EXPOSIÇÃO VIRTUAL
PAN
DÊ
MI
CAS
A exposição Pandêmica resulta da pesquisa visual que tomou como ponto de partida o fazer arte impregnado por um olhar poético imerso numa experiência coletiva da Pandemia de COVID 19. Desse pressuposto, Graça Ramos desenvolve e compartilha o inusitado processo artístico que espelha os desafios vivenciados por cada membro da sociedade com a drástica mudança de rotinas advindas da hiper vigilância às constantes notícias ruins, a imposição do isolamento físico, bem como, pelas crises políticas, econômicas e sociais que vem instaurando em nosso viver novos vocábulos, conceitos, organismos e instituições (até então distantes), e que de uma maneira geral estabelecem novíssimas percepções de mundo, ainda em construção.

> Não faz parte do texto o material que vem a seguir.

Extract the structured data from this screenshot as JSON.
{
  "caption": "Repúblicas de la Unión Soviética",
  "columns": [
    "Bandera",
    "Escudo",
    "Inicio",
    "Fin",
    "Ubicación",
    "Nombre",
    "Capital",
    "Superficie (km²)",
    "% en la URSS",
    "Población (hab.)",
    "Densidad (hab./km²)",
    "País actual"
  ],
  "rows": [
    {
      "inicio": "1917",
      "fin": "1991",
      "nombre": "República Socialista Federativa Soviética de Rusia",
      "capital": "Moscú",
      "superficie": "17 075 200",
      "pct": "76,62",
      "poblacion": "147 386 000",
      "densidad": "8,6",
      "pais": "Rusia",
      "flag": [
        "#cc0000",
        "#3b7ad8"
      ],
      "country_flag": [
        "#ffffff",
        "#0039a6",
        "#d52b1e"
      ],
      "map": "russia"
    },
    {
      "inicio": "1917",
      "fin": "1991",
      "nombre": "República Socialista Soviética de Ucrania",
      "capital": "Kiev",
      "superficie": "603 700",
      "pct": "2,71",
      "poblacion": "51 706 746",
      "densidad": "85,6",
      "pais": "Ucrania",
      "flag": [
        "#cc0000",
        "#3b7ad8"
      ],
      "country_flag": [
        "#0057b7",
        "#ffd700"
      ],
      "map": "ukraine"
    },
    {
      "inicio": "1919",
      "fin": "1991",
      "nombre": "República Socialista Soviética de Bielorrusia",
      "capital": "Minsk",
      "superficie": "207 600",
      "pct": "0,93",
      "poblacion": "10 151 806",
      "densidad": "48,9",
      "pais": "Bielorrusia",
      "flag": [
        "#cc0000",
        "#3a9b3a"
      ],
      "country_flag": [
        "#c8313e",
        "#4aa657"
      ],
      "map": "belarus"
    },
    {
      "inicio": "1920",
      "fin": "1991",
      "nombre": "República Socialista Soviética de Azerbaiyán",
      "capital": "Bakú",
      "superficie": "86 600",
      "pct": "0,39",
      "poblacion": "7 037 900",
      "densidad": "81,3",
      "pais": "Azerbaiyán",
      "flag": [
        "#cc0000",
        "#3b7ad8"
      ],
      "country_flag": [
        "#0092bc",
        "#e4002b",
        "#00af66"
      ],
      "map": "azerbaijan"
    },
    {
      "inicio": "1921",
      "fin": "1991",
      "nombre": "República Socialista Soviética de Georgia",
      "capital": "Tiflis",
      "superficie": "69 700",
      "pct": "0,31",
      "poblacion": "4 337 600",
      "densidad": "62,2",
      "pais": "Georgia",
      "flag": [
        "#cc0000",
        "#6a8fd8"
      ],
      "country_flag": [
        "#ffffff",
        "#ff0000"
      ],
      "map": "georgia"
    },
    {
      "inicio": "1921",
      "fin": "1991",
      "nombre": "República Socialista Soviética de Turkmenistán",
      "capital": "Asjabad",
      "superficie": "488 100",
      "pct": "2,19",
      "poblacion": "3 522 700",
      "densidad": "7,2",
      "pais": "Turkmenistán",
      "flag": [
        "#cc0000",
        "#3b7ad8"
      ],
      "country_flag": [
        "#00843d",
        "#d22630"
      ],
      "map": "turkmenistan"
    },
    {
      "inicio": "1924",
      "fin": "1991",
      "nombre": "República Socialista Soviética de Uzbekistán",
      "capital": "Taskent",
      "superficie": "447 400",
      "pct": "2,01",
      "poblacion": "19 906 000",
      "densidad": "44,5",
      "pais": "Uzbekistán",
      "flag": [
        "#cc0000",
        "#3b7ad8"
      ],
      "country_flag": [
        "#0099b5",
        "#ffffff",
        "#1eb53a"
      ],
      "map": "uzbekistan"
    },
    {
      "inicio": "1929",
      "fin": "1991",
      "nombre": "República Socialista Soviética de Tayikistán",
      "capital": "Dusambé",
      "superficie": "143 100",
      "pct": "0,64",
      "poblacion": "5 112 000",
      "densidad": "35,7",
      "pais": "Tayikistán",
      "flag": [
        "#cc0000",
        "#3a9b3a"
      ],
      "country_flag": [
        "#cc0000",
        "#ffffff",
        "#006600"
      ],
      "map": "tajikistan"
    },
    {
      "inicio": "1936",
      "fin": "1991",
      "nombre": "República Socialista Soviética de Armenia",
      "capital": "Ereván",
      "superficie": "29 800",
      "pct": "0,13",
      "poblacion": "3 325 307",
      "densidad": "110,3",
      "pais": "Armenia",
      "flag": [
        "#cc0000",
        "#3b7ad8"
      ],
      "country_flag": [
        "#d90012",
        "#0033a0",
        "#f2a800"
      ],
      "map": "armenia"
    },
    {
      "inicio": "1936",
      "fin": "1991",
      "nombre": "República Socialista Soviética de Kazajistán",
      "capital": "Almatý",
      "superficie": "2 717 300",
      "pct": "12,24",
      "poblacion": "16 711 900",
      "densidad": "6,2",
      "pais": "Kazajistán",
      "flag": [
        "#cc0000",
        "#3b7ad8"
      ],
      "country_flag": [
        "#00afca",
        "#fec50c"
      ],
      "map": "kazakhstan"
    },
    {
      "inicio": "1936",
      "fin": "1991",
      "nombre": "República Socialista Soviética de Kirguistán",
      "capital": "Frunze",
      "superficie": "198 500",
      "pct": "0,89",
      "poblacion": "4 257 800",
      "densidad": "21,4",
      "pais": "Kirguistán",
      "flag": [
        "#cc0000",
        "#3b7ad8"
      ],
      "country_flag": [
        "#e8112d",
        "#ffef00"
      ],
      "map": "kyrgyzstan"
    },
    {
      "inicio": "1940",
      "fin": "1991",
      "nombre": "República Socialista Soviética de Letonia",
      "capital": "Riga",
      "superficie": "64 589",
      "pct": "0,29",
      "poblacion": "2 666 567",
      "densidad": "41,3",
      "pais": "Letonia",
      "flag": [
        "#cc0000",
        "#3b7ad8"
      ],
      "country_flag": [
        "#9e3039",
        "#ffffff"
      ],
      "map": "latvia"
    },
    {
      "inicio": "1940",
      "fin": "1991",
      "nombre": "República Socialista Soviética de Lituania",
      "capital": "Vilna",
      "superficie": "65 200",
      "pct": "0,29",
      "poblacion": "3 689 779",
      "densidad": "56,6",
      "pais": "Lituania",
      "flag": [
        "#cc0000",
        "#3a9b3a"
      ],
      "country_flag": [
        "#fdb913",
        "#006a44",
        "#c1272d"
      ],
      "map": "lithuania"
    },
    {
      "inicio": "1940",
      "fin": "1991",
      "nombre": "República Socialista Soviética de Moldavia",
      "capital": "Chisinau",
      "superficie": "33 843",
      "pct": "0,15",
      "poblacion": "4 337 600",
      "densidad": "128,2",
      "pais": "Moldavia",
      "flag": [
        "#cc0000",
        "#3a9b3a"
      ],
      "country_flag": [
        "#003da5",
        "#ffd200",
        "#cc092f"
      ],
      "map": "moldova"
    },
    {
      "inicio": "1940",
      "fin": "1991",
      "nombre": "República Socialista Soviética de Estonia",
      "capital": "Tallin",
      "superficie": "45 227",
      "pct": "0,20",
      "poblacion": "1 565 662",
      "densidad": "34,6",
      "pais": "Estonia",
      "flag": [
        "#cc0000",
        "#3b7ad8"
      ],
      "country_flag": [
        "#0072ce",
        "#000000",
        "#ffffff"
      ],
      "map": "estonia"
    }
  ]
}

O referido conjunto de criações transcende discussões envolvendo domínio e o aparato técnico por parte da artista, para delinear-se enquanto solitário manifesto, um olhar lançando para si e para o outro neste período, exercitando o papel de “cronista de seu tempo” que revisita fatos e expõe incômodos, trazendo uma peculiar dramaticidade pictórica para pautar criativamente, temas ligados a tragédia em curso.
Inevitável não remeter a máxima de que “toda obra de arte é filha de seu tempo e, muitas vezes, mãe dos nossos sentimentos”. Esta afirmação trazida pela célebre publicação que foi lançada em (1912) pelo russo Wassily kandisky, (o desbravador do abstracionismo) e que coloca a prática artística e seu devir envoltas as dicotomias e inspirações cotidianas, sejam elas das mais simplórias às mais caóticas, reitera o seu fazer enquanto propósito, não como algo dispensável ou leviano, mas, de cunho reflexivo, inspirador, belo e incômodo que sempre contribuiu na travessia de incertezas, angústias e rupturas, como no momento em que vivemos.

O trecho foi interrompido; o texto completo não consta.